Wednesday, February 02, 2005

RIOT

I started a big fuss in the office today. I continue to whine about having to move desks, as I said I'm both next to a window and heating vent, it is prime. Sue, who has worked there forever and has the cube next door, and I are seriously getting the short end here. Besides her and a couple others, I have been there the longest and have knowledge of just about every aspect of work to be done, but we are getting shuffled to the shitty cubes, neither window nor heat. Soo, I send out a half joking, half serious email to my cohorts that I office gossip with that I should get an MD note saying I have SAD and need to be near sunlight. I do have a propensity for depression and all, and since I moved to that desk, I haven't cried nearly as much, only every other day instead of every day. I can tell my manager feels bad, and I got the office all in a tizzy trying to figure out an alternate solution, so it feels good that they all at least care. I write this and realize I'm being a whiny brat and probably just need to suck it up and act like a 25 year old, but oh the natural light...I crave it.
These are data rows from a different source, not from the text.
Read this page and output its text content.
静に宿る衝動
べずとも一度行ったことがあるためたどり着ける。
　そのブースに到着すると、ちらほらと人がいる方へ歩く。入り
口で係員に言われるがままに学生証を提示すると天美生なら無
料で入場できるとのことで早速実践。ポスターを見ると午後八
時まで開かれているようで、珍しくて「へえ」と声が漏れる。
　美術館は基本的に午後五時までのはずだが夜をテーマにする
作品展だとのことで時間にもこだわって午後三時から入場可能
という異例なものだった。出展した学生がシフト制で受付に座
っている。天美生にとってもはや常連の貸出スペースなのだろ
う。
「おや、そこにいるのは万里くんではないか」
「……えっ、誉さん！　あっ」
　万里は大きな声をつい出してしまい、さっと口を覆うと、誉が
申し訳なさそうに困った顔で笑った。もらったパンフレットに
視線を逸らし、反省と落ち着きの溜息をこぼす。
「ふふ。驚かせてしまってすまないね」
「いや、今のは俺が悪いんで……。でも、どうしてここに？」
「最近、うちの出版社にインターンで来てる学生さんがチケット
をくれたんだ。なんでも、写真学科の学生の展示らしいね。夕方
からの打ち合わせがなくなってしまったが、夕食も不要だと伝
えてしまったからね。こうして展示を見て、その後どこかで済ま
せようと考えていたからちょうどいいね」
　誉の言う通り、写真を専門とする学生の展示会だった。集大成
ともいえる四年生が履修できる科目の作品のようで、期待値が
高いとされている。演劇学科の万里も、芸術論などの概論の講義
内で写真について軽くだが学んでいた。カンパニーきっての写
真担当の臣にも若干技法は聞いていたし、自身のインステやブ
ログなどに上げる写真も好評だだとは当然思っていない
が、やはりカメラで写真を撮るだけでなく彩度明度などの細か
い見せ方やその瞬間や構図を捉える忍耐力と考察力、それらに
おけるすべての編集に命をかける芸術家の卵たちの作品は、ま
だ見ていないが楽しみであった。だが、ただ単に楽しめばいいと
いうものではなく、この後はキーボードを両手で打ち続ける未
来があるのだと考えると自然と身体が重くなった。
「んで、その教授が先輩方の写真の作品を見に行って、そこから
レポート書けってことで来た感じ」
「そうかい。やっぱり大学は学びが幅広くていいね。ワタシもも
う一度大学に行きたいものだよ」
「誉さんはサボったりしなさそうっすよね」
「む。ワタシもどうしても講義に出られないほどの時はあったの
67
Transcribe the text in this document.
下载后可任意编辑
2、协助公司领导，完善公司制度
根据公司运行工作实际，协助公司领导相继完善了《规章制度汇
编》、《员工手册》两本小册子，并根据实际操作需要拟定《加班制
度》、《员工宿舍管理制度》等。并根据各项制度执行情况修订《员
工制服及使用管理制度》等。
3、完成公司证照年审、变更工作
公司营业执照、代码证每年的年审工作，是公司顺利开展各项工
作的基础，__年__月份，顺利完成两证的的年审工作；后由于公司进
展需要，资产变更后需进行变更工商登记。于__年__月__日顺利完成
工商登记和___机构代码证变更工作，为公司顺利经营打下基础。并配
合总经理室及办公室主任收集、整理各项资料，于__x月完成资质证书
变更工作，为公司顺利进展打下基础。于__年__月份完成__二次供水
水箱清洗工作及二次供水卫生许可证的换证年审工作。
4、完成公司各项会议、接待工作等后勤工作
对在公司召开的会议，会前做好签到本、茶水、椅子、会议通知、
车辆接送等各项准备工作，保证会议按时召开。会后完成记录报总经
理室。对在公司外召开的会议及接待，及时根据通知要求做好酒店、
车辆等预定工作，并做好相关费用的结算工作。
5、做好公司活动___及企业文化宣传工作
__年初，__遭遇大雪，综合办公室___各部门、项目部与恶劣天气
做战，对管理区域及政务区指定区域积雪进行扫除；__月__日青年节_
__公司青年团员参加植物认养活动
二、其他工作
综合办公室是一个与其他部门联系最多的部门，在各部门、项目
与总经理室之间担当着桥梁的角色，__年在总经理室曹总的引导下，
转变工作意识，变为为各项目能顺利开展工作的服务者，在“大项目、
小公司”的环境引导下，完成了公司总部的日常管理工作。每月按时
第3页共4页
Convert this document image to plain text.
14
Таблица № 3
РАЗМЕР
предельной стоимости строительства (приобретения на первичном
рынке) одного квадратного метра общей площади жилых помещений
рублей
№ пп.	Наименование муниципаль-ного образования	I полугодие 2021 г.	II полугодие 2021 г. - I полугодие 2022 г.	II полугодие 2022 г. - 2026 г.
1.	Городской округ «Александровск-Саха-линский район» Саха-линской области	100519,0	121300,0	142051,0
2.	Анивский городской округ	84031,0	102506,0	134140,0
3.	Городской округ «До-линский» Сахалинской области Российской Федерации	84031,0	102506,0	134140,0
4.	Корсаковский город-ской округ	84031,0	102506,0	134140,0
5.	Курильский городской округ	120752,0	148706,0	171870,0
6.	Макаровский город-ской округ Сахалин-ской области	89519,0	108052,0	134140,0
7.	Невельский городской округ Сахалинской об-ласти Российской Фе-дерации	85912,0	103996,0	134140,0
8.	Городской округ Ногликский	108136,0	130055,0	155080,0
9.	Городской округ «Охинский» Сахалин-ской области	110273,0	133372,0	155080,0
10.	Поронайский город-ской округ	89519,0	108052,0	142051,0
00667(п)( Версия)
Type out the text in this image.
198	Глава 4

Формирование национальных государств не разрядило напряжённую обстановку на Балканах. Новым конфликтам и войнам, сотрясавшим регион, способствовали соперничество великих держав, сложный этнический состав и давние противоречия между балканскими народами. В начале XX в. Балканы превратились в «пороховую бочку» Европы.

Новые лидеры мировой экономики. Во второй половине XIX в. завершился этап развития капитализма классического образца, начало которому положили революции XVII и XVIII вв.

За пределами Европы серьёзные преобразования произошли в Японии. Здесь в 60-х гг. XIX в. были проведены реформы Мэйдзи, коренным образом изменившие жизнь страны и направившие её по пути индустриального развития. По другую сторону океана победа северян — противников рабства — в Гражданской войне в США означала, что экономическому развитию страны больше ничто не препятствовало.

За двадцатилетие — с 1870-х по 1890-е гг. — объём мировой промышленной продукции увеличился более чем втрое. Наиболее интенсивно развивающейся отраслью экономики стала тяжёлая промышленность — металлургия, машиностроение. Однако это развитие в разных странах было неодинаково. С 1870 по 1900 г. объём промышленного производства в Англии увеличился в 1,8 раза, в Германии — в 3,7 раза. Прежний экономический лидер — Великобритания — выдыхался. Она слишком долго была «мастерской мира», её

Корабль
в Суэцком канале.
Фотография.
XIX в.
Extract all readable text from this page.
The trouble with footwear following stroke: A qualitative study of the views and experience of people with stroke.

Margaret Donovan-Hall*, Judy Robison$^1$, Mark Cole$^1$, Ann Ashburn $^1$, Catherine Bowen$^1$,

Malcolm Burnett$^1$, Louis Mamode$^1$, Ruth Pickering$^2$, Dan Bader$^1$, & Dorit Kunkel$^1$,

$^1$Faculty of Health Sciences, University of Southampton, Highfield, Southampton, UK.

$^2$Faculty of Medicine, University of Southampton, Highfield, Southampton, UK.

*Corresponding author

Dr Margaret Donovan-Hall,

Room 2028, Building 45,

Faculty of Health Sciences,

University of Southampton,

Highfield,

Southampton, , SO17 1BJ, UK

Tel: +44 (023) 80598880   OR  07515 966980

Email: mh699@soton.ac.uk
Such mild temps here in the north, in the upper 30's lower 40's this week. I realize I blog about the weather a lot, probably cause it changes so drastically and has such power to affect one's mood. And well, my life isn't all that exciting.

Maybe I can reinvent myself, I try sometimes I think, and fail miserably. I like to think (or hope) I'm reinventing myself into me as the years go by, becoming me in my purest form.


1 comment:

S'dizzle said...

thanks for your support Coaster Joe!